The impact on his article 8 rights and more broadly those of his family is not “exceptionally severe”. While there is no exceptionality test (HH, paras 8-15; recently recognised in this court by ), the impact is not of a nature or degree to outweigh the subsisting and strong public interest, despite the nature of his offending, which I have particular regard to, conscious that it would not result in a sentence of imprisonment in the United Kingdom. But I must respect the judgment of the properly constituted Romanian court. As said by the Supreme Court in Norris, in an authority also considered by the Judge, in order to outweigh the public interest in extradition of a fugitive, the interference with human rights must be “extremely serious” (para 55). The court said at para 82 that
“only the gravest effects of interference with family life will be capable of rendering extradition disproportionate to the public interest that it serves”

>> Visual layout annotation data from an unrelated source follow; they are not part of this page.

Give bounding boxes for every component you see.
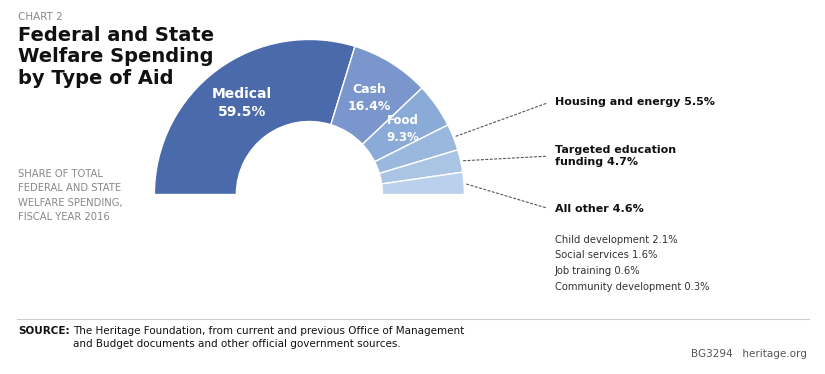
Text: SHARE OF TOTAL
FEDERAL AND STATE
WELFARE SPENDING,
FISCAL YEAR 2016: SHARE OF TOTAL FEDERAL AND STATE WELFARE… [18,169,123,222]
Text: Community development 0.3%: Community development 0.3% [555,282,710,291]
Text: All other 4.6%: All other 4.6% [555,204,644,214]
Wedge shape [380,150,463,184]
Text: Food
9.3%: Food 9.3% [386,114,419,144]
Text: SOURCE:: SOURCE: [18,326,69,336]
Wedge shape [331,46,422,144]
Text: Medical
59.5%: Medical 59.5% [211,87,271,119]
Text: Federal and State
Welfare Spending
by Type of Aid: Federal and State Welfare Spending by Ty… [18,26,215,88]
Text: BG3294   heritage.org: BG3294 heritage.org [691,349,807,359]
Text: Housing and energy 5.5%: Housing and energy 5.5% [555,97,715,107]
Wedge shape [362,88,448,162]
Text: Cash
16.4%: Cash 16.4% [348,83,391,113]
Text: CHART 2: CHART 2 [18,12,63,22]
Text: Targeted education
funding 4.7%: Targeted education funding 4.7% [555,145,676,167]
Wedge shape [382,172,464,194]
Text: Social services 1.6%: Social services 1.6% [555,251,658,261]
Text: The Heritage Foundation, from current and previous Office of Management
and Budg: The Heritage Foundation, from current an… [73,326,464,349]
Text: Child development 2.1%: Child development 2.1% [555,235,677,245]
Text: Job training 0.6%: Job training 0.6% [555,266,641,276]
Wedge shape [154,40,355,194]
Wedge shape [375,125,458,174]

That is not the case here. Therefore, a return order is not disproportionate nor incompatible with the appellant’s article 8 rights or those of his family.
VI - Disposal
I return to the fresh evidence application. If the Fenyvesi fresh evidence test at para 32 of the Divisional Court’s judgment is applied strictly, as it must be, the evidence sought to be adduced by the appellant is not “decisive”. Its admission would not result in the appellant’s discharge. Therefore, the application to adduce the evidence sought by the appellant is refused. As a consequence, the evidence sought to be adduced by the respondent in reply falls away and is refused. There is nothing remaining for it to reply to. It will be clear from the substance of my judgment that, as agreed by the parties, I have fully considered the evidence on a de bene esse basis.
Turning back to the merits of the appeal, the two grounds relied upon by the appellant fail. The appeal is dismissed.